Петр внимательно взглянул Набокову в глаза: зачем он призвал сюда тень отца? Конечно, не затем, чтобы сказать, как либерален был отец, скорее всего, как человечен и, больше того, либерален он сам, Константин Набоков, вчера еще слуга монарха, а сегодня… И все-таки ничто так не выражало тогда, в апреле, душевного смятения Набокова, как этот монолог. Но тогда за спиной Набокова было правительство, правда, временное, неправомочное, обремененное страхом и сомнениями, но все-таки правительство, а как теперь?

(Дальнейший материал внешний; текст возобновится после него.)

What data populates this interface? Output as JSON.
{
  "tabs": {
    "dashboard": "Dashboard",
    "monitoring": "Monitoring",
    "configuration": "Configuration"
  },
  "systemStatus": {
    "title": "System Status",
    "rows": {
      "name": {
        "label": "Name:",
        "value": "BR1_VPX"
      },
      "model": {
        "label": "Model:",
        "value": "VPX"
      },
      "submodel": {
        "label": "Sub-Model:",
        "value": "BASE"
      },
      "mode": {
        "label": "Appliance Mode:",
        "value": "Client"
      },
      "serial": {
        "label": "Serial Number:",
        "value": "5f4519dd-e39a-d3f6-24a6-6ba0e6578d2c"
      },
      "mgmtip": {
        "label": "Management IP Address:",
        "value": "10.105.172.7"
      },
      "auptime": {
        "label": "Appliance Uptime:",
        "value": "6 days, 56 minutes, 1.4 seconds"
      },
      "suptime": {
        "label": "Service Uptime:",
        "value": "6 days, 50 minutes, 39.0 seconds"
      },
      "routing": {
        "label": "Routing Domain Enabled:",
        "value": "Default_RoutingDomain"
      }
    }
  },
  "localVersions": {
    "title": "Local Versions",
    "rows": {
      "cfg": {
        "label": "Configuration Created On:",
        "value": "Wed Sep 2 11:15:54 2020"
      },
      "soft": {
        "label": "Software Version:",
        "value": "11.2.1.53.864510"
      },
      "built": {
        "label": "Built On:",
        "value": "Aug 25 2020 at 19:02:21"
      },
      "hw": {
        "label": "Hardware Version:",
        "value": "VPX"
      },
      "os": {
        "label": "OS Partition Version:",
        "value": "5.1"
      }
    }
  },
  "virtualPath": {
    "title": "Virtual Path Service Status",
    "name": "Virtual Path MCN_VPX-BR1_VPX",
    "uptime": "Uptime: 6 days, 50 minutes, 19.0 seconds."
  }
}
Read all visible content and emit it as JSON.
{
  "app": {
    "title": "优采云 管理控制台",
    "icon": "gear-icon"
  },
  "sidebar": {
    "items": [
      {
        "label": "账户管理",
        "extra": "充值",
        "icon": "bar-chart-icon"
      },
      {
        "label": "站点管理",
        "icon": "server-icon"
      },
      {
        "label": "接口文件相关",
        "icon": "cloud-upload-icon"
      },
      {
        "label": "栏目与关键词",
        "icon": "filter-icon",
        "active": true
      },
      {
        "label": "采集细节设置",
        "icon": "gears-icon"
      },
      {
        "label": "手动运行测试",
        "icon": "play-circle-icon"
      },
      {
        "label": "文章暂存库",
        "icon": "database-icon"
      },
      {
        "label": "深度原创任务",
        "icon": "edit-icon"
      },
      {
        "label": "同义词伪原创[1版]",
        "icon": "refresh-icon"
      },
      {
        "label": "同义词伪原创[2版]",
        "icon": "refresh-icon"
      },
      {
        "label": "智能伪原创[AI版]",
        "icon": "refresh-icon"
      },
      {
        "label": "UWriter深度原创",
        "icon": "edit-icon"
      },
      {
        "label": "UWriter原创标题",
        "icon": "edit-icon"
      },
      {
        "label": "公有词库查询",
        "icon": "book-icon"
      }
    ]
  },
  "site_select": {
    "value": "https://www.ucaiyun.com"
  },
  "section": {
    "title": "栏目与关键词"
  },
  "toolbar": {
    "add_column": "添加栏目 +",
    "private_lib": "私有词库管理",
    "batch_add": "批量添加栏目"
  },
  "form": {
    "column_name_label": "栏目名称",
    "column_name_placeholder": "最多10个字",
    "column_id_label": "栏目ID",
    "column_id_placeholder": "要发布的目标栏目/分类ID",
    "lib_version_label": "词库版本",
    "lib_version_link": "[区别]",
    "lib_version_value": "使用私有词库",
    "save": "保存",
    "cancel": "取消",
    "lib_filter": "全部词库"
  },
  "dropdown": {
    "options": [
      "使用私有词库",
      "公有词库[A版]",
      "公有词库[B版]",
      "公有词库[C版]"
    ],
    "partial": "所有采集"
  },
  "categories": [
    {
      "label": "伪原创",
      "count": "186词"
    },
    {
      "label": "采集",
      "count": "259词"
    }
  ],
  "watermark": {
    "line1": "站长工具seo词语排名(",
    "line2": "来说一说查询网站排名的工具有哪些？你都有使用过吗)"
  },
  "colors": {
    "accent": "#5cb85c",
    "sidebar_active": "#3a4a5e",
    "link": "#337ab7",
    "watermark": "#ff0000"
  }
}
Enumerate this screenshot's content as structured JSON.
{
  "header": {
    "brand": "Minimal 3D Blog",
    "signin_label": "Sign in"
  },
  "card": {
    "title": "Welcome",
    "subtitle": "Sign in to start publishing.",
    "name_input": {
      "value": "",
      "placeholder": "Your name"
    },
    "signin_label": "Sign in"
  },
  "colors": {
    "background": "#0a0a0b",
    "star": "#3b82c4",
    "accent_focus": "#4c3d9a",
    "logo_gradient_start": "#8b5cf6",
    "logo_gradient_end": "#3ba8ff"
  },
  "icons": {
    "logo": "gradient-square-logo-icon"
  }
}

Никогда прежде посольский особняк не казался Петру таким сумрачным. Черные деревья без листвы, черные клумбы, да и сам особняк ненастно-темный. Петр не без изумления обнаружил: парадная дверь посольства заперта. Петр позвонил – один раз, второй. Что-то громоздкое и трудно повинующееся пришло в движение. Потом дверь приоткрылась, из темноты глянул глаз, неприязненно-строгий. Петр сказал, что хочет видеть Набокова, и напомнил, что был у него в апреле. Прошло немало времени, прежде чем раскрылась перед Петром посольская дверь. В особняке было полутемно. Поодаль, у окна, сидел все тот же швейцар, но не в ливрее, а в скромной куртке и, прихлебывая, пил из блюдечка чай. От блюдечка валил пар, – видно, особняк плохо отапливался. Потом швейцар неопределенно крикнул во тьму, и появился юноша. Железные щеки юноши были тщательно выбриты и промыты, и воротничок безупречно чист и тверд, и костюм сидел безукоризненно, только под глазами собралось больше черноты, чем следует, а она, как известно, от избытка радости не возникает. Он поклонился Петру и пропал во тьме. Где-то в утробе особняка ожесточенно хлопнула дверь, прежде чем вылощенный юноша возник вновь. Он вздохнул, поклонился и предложил Петру следовать за ним. Ковровая дорожка скрадывала шаги. Лампы тяжелых торшеров давали ровно столько света, сколько требовалось, чтобы обозначить тусклую медь дверных ручек. Юноша приоткрыл массивную дверь и впустил Петра.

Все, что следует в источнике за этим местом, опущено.